Vandals tasked with must-win against upgraded Vikings

Idaho wide reciever Jeff Cotton returns a kick against Eastern Washington Saturday afternoon in the Kibbie Dome.

On Bruce Barnum’s step-by-step chart of what to and what not to do when his Portland State football team plays host to Idaho, No. 1 is to evade that initial trap it fell into a year ago.

“I’ve never been a part of a first quarter like that; it felt like 27 minutes,” said the fifth-year coach, recalling the tone-setter in UI’s eventual 20-7 win in September 2018. “And their defense just got after us. They’re a very physical group.”

And their offense did everything it could to keep the Vikings’ youthful, springy skill players on the sideline, stamping down their gusto.

The Vandals sat on the ball for 12 minutes, gave PSU quarterback Davis Alexander a few licks, then continued to do both, only scoring what few points were needed to slip by, seven of them coming on a blocked punt returned by Lloyd Hightower.

It was a case of similarly skilled teams, but Idaho executed its game plan — drain the clock with chip-away ball and knock some early wind out of the opposing team’s offensive players — efficiently enough

“They’ll have morale up, especially after last year. I’m guessing they’ll come in with a lot of confidence ’cause they throttled us at the Kibbie Dome,” Barnum said. “Their defense is better than last year, but so are we on offense.”

Now, Idaho can’t rely solely on the advantage it had last season: a broad experience gap between its defenders and PSU’s offense. The Vikings have matured, and they’ve become an also-ran almost akin to the Vandals.

The two Big Sky commoners boasting historically related mascots will add a chapter to their limited football history at 2 p.m. today at the 7,600-seat Hillsboro Stadium (Pluto TV 532).

The Vikings (3-3, 1-1 Big Sky) have only played the Vandals (2-4, 0-2) 13 times overall and have only won once, in 1989, when PSU was in Division II. Just once have the two met as league foes — oddly enough, the Viks joined the conference in 1996, the same time UI jumped ship to Division I-A (Football Bowl Subdivision) play.

But for the first time in the short history of this matchup, Portland State is favored by 1.5 points, according to 5Dimes.

“I just think they’re more comfortable,” Vandals offensive coordinator Kris Cinkovich said. “A handful of guys that played for them a year ago look like they’ve gotten to know the scheme a bit more.”

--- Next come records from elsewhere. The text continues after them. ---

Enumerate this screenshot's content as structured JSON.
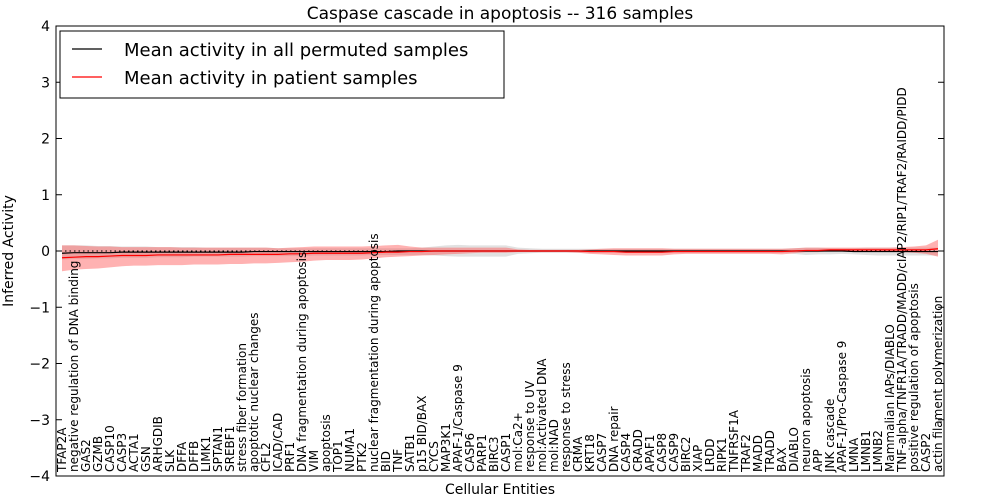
{
  "chart_data": {
    "type": "line",
    "title": "Caspase cascade in apoptosis -- 316 samples",
    "xlabel": "Cellular Entities",
    "ylabel": "Inferred Activity",
    "ylim": [
      -4,
      4
    ],
    "yticks": [
      -4,
      -3,
      -2,
      -1,
      0,
      1,
      2,
      3,
      4
    ],
    "ytick_labels": [
      "−4",
      "−3",
      "−2",
      "−1",
      "0",
      "1",
      "2",
      "3",
      "4"
    ],
    "grid": false,
    "legend_position": "top-left",
    "categories": [
      "TFAP2A",
      "negative regulation of DNA binding",
      "GAS2",
      "GZMB",
      "CASP10",
      "CASP3",
      "ACTA1",
      "GSN",
      "ARHGDIB",
      "SLK",
      "DFFA",
      "DFFB",
      "LIMK1",
      "SPTAN1",
      "SREBF1",
      "stress fiber formation",
      "apoptotic nuclear changes",
      "CFL2",
      "ICAD/CAD",
      "PRF1",
      "DNA fragmentation during apoptosis",
      "VIM",
      "apoptosis",
      "TOP1",
      "NUMA1",
      "PTK2",
      "nuclear fragmentation during apoptosis",
      "BID",
      "TNF",
      "SATB1",
      "p15 BID/BAX",
      "CYCS",
      "MAP3K1",
      "APAF-1/Caspase 9",
      "CASP6",
      "PARP1",
      "BIRC3",
      "CASP1",
      "mol:Ca2+",
      "response to UV",
      "mol:Activated DNA",
      "mol:NAD",
      "response to stress",
      "CRMA",
      "KRT18",
      "CASP7",
      "DNA repair",
      "CASP4",
      "CRADD",
      "APAF1",
      "CASP8",
      "CASP9",
      "BIRC2",
      "XIAP",
      "LRDD",
      "RIPK1",
      "TNFRSF1A",
      "TRAF2",
      "MADD",
      "TRADD",
      "BAX",
      "DIABLO",
      "neuron apoptosis",
      "APP",
      "JNK cascade",
      "APAF-1/Pro-Caspase 9",
      "LMNA",
      "LMNB1",
      "LMNB2",
      "Mammalian IAPs/DIABLO",
      "TNF-alpha/TNFR1A/TRADD/MADD/cIAP2/RIP1/TRAF2/RAIDD/PIDD",
      "positive regulation of apoptosis",
      "CASP2",
      "actin filament polymerization"
    ],
    "series": [
      {
        "name": "Mean activity in all permuted samples",
        "color": "#000000",
        "values": [
          -0.04,
          -0.03,
          -0.03,
          -0.03,
          -0.03,
          -0.02,
          -0.02,
          -0.02,
          -0.02,
          -0.02,
          -0.02,
          -0.02,
          -0.02,
          -0.02,
          -0.02,
          -0.02,
          -0.01,
          -0.01,
          -0.01,
          -0.01,
          -0.01,
          -0.01,
          -0.01,
          -0.01,
          -0.01,
          -0.01,
          -0.01,
          -0.01,
          0,
          0,
          0,
          0,
          0,
          0,
          0,
          0,
          0,
          0,
          0,
          0,
          0,
          0,
          0,
          0,
          0,
          0,
          0,
          0,
          0,
          0,
          0,
          0,
          0,
          0,
          0,
          0,
          0,
          0,
          0,
          0,
          0,
          0,
          0,
          0,
          0,
          0,
          -0.01,
          -0.01,
          -0.01,
          -0.01,
          -0.01,
          -0.01,
          -0.01,
          -0.01
        ],
        "band_low": [
          -0.15,
          -0.14,
          -0.14,
          -0.13,
          -0.13,
          -0.12,
          -0.12,
          -0.12,
          -0.11,
          -0.11,
          -0.11,
          -0.1,
          -0.1,
          -0.1,
          -0.1,
          -0.1,
          -0.09,
          -0.09,
          -0.09,
          -0.09,
          -0.09,
          -0.08,
          -0.08,
          -0.08,
          -0.08,
          -0.08,
          -0.07,
          -0.07,
          -0.07,
          -0.07,
          -0.07,
          -0.08,
          -0.09,
          -0.1,
          -0.1,
          -0.1,
          -0.1,
          -0.1,
          -0.05,
          -0.04,
          -0.03,
          -0.03,
          -0.03,
          -0.03,
          -0.03,
          -0.03,
          -0.03,
          -0.03,
          -0.03,
          -0.03,
          -0.03,
          -0.03,
          -0.03,
          -0.03,
          -0.03,
          -0.03,
          -0.03,
          -0.03,
          -0.03,
          -0.03,
          -0.03,
          -0.05,
          -0.07,
          -0.06,
          -0.06,
          -0.05,
          -0.06,
          -0.07,
          -0.08,
          -0.08,
          -0.08,
          -0.08,
          -0.08,
          -0.08
        ],
        "band_high": [
          0.1,
          0.1,
          0.1,
          0.09,
          0.09,
          0.08,
          0.08,
          0.08,
          0.07,
          0.07,
          0.07,
          0.07,
          0.06,
          0.06,
          0.06,
          0.06,
          0.06,
          0.06,
          0.05,
          0.05,
          0.05,
          0.05,
          0.05,
          0.05,
          0.05,
          0.05,
          0.05,
          0.05,
          0.05,
          0.05,
          0.06,
          0.08,
          0.1,
          0.11,
          0.1,
          0.1,
          0.1,
          0.1,
          0.06,
          0.05,
          0.04,
          0.04,
          0.04,
          0.04,
          0.04,
          0.04,
          0.04,
          0.04,
          0.04,
          0.04,
          0.04,
          0.04,
          0.04,
          0.04,
          0.04,
          0.04,
          0.04,
          0.04,
          0.04,
          0.04,
          0.04,
          0.05,
          0.06,
          0.06,
          0.05,
          0.05,
          0.05,
          0.06,
          0.06,
          0.06,
          0.06,
          0.06,
          0.06,
          0.06
        ]
      },
      {
        "name": "Mean activity in patient samples",
        "color": "#ff0000",
        "values": [
          -0.12,
          -0.11,
          -0.1,
          -0.1,
          -0.09,
          -0.08,
          -0.08,
          -0.08,
          -0.07,
          -0.07,
          -0.07,
          -0.07,
          -0.07,
          -0.07,
          -0.06,
          -0.06,
          -0.06,
          -0.06,
          -0.06,
          -0.05,
          -0.05,
          -0.04,
          -0.04,
          -0.04,
          -0.04,
          -0.04,
          -0.03,
          -0.02,
          -0.02,
          -0.01,
          -0.01,
          0,
          0,
          0,
          0,
          0,
          0,
          0,
          0,
          0,
          0,
          0,
          0,
          0,
          -0.01,
          -0.01,
          -0.01,
          -0.02,
          -0.02,
          -0.02,
          -0.02,
          -0.01,
          -0.01,
          -0.01,
          -0.01,
          -0.01,
          -0.01,
          -0.01,
          -0.01,
          -0.01,
          -0.01,
          0,
          0.01,
          0.01,
          0.02,
          0.02,
          0.02,
          0.02,
          0.02,
          0.02,
          0.02,
          0.02,
          0.02,
          0.04
        ],
        "band_low": [
          -0.36,
          -0.33,
          -0.32,
          -0.31,
          -0.29,
          -0.27,
          -0.26,
          -0.26,
          -0.25,
          -0.25,
          -0.25,
          -0.24,
          -0.24,
          -0.24,
          -0.23,
          -0.23,
          -0.22,
          -0.22,
          -0.21,
          -0.2,
          -0.19,
          -0.17,
          -0.16,
          -0.16,
          -0.16,
          -0.15,
          -0.13,
          -0.11,
          -0.1,
          -0.09,
          -0.08,
          -0.07,
          -0.06,
          -0.05,
          -0.04,
          -0.03,
          -0.03,
          -0.03,
          -0.02,
          -0.02,
          -0.02,
          -0.02,
          -0.02,
          -0.03,
          -0.05,
          -0.06,
          -0.07,
          -0.08,
          -0.08,
          -0.08,
          -0.08,
          -0.06,
          -0.05,
          -0.05,
          -0.05,
          -0.05,
          -0.05,
          -0.05,
          -0.05,
          -0.05,
          -0.06,
          -0.04,
          -0.02,
          -0.02,
          0,
          0,
          0,
          0,
          0,
          -0.01,
          -0.02,
          -0.03,
          -0.05,
          -0.1
        ],
        "band_high": [
          0.1,
          0.1,
          0.09,
          0.08,
          0.08,
          0.07,
          0.07,
          0.07,
          0.07,
          0.07,
          0.06,
          0.06,
          0.06,
          0.06,
          0.06,
          0.06,
          0.06,
          0.06,
          0.05,
          0.06,
          0.07,
          0.08,
          0.08,
          0.08,
          0.08,
          0.08,
          0.09,
          0.1,
          0.11,
          0.08,
          0.06,
          0.06,
          0.06,
          0.06,
          0.06,
          0.06,
          0.06,
          0.06,
          0.03,
          0.02,
          0.02,
          0.02,
          0.02,
          0.02,
          0.03,
          0.04,
          0.05,
          0.05,
          0.05,
          0.05,
          0.05,
          0.04,
          0.04,
          0.04,
          0.04,
          0.04,
          0.04,
          0.04,
          0.04,
          0.04,
          0.04,
          0.05,
          0.06,
          0.06,
          0.06,
          0.06,
          0.06,
          0.06,
          0.06,
          0.06,
          0.07,
          0.08,
          0.1,
          0.2
        ]
      }
    ],
    "band_colors": [
      "#c8c8c8",
      "#ff5555"
    ]
  }
}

That scheme is a replica of the “Desert Swarm,” a five-front “flex” defense run by Arizona in the early 1990s. UI coach Paul Petrino, however, is familiar with it — Utah State’s defense applied the same design when Petrino was an assistant there under John L. Smith in the mid-1990s.

Practically speaking, the flex is meant to give speedster pass-rushers disguised looks.

“They’ll try to do some different things with it, though, some things I haven’t seen,” Petrino said. “Little wrinkles here and there.”

PSU’s front seven is its strongest facet to combat for UI, which could be without running backs Aundre Carter and Roshaun Johnson, both of whom had limited practice reps this week. Also questionable is standout receiver Jeff Cotton, who’s fifth in the nation with 104 yards per game.

With perhaps a limited roster, the Vandals find themselves in a sticky, must-win situation against a shaky league team they never have had much trouble with, but now will need a complete effort to get by. In fact, Portland State owns the Football Championship Subdivision’s No. 1 recruiting class, according to 247Sports.com.

Really, neither group can afford another loss if they want to keep their postseason hopes intact.

“I thought our guys practiced hard last week, and I thought we were ready to play,” Petrino said. “What we gotta make sure is that we do that again, and make it even better. Can’t have a letdown.”

Despite the Vikings’ slew of three-star recruits from the prep and juco ranks, their offense appears much the same. A lot will be riding on UI’s secondary, which sits in the lower-echelons of Big Sky play in terms of efficiency.

Portland State has five receivers with more than 200 yards, and all of them are mainstays. Couple that with a proficient quarterback on the run in Davis Alexander, and UI’s DBs must find reprieve from a front seven tasked to rattle the budding signal caller, who manages an offense that racks up 457 yards per game on a “50/50” mentality, Barnum said.

“Try to keep their defense guessing,” Barnum said.

As a whole, the Vandals must hope they can find some fervor on the road, where they’ve yet to win a Big Sky game and are 0-10 overall since the start of 2018.

Considering PSU almost beat Arkansas from the Southeastern Conference, UI will need an enhanced showing from last year, but a replica of that first quarter couldn’t hurt.